摂食嚥下状況のレベルは 10 段階の順序尺度であり、レベル1が最重症、 レベル 10 が正常になります。評価方法および判定方法は以下のようになります。

  1. 嚥下訓練を行っていない
  2. 食物を用いない嚥下訓練を行っている
  3. ごく少量の食物を用いた嚥下訓練を行っている
  4. 1 食分未満(お楽しみレベル)の嚥下食を経口摂取しているが代替栄養が主体となる
  5. 1 ~ 2 食の嚥下食を経口摂取しているが、代替栄養も行っている
  6. 3 食の嚥下食を経口摂取することが基本であり、不足分の代替栄養を行っている
  7. 3 食の嚥下食を経口摂取している。代替栄養は行っていない
  8. 特別に食べにくいものを除いて、3 食を経口摂取している
  9. 食物の制限はなく、3 食経口摂取している
  10. 摂食・嚥下障害に関する問題なし(正常)

まとめ

最後までお読みいただきありがとうございます!

この記事では「摂食・嚥下障害の臨床的重症度分類(DSS)」をキーワードに解説させて頂きました。

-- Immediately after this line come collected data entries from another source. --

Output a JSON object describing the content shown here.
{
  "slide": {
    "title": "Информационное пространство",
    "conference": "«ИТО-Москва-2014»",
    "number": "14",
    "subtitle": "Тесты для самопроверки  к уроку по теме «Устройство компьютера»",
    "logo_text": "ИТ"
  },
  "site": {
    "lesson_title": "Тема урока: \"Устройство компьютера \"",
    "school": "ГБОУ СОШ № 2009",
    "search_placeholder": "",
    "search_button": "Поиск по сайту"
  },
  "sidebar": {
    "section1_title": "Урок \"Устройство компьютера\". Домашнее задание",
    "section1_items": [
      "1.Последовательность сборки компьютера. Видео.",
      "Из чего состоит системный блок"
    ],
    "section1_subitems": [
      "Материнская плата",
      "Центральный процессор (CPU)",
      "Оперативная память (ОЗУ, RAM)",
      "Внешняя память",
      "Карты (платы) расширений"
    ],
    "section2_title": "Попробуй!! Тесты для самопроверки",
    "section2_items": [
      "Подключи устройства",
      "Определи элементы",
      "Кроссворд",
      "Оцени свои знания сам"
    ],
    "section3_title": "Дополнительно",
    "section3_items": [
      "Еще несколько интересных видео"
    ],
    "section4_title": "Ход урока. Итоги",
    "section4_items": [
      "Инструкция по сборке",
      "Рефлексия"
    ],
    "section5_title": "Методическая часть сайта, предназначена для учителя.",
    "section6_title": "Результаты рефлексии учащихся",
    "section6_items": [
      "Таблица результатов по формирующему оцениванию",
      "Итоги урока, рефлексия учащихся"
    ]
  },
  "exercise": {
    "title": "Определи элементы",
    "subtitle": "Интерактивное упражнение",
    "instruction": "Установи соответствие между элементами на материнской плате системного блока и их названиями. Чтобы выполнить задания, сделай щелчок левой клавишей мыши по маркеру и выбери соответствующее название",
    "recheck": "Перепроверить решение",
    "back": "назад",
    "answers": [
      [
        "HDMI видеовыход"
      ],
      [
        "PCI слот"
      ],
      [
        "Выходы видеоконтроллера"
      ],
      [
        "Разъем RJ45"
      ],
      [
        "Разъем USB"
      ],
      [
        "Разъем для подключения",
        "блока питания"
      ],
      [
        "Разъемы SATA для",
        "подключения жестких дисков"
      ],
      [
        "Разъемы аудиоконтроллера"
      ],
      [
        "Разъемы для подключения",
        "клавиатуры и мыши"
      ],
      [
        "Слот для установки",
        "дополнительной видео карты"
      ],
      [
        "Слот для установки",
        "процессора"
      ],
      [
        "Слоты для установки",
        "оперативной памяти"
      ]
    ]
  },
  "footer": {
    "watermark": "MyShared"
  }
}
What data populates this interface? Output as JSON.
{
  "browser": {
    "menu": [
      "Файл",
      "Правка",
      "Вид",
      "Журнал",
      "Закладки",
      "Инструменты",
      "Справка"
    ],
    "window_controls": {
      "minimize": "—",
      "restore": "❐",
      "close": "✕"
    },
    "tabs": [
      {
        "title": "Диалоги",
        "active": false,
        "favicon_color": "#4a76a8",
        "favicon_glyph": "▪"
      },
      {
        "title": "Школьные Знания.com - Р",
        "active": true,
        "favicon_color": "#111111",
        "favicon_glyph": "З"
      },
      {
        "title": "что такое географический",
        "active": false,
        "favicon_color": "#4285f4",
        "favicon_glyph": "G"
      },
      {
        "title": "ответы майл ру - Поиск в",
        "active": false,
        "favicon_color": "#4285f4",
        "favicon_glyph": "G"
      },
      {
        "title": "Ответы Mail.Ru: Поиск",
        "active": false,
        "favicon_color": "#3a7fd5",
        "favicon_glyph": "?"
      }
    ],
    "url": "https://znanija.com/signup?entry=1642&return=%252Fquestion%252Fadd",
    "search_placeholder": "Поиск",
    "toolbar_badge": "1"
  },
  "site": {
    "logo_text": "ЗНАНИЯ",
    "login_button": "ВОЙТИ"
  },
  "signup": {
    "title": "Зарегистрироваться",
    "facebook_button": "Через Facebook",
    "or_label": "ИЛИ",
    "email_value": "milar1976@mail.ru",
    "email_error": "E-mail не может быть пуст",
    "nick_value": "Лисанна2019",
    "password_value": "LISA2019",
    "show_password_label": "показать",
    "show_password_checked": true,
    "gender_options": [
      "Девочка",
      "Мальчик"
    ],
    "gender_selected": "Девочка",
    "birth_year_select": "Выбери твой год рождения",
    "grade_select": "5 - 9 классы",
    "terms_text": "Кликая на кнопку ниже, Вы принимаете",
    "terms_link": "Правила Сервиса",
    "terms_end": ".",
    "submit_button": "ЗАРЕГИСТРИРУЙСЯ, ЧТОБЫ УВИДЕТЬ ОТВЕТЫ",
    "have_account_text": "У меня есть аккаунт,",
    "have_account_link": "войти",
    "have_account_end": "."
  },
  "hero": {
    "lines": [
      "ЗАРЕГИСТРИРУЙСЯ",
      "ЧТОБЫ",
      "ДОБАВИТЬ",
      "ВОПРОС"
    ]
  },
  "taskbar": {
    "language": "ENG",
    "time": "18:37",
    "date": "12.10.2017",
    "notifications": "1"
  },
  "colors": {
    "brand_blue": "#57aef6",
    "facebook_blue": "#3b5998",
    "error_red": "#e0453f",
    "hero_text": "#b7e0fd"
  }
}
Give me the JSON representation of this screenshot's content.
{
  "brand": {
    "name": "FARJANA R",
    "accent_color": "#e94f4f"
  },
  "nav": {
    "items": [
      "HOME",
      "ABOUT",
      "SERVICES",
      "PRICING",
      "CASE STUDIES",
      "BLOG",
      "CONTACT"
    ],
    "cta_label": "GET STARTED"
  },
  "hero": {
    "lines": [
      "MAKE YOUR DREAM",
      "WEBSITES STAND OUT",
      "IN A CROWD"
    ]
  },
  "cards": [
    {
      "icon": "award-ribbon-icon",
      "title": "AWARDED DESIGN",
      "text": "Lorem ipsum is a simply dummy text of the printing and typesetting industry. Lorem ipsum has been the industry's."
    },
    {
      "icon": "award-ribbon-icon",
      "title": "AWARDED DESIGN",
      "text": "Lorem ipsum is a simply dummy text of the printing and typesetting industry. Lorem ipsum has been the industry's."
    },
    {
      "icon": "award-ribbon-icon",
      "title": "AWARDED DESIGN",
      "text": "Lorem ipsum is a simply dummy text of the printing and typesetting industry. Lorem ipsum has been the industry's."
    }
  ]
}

こちらの記事が、摂食・嚥下障害の臨床的重症度分類(DSS)についての理解を深めることに繋がり、臨床における摂食・嚥下障害に対するリハビリテーションにご活用いただければ幸いです。

参考文献

  1. 西村和子,加賀谷斉,柴田斉子,小野木啓子,稲本陽子,太田喜久夫,三鬼達人,田村茂,才藤栄一.嚥下内視鏡検査を用いない摂食嚥下障害臨床的重症度分類判定の正確性.Jpn J Compr Rehabil Sci.Vol 6,2015.
  2. 柴田斉子,戸田芙美,小野木啓子,稲本陽子,太田喜久夫,加賀谷斉,才藤栄一.機能評価と食事形態の選択.Jpn J Rehabil Med.2013,50,p900-904.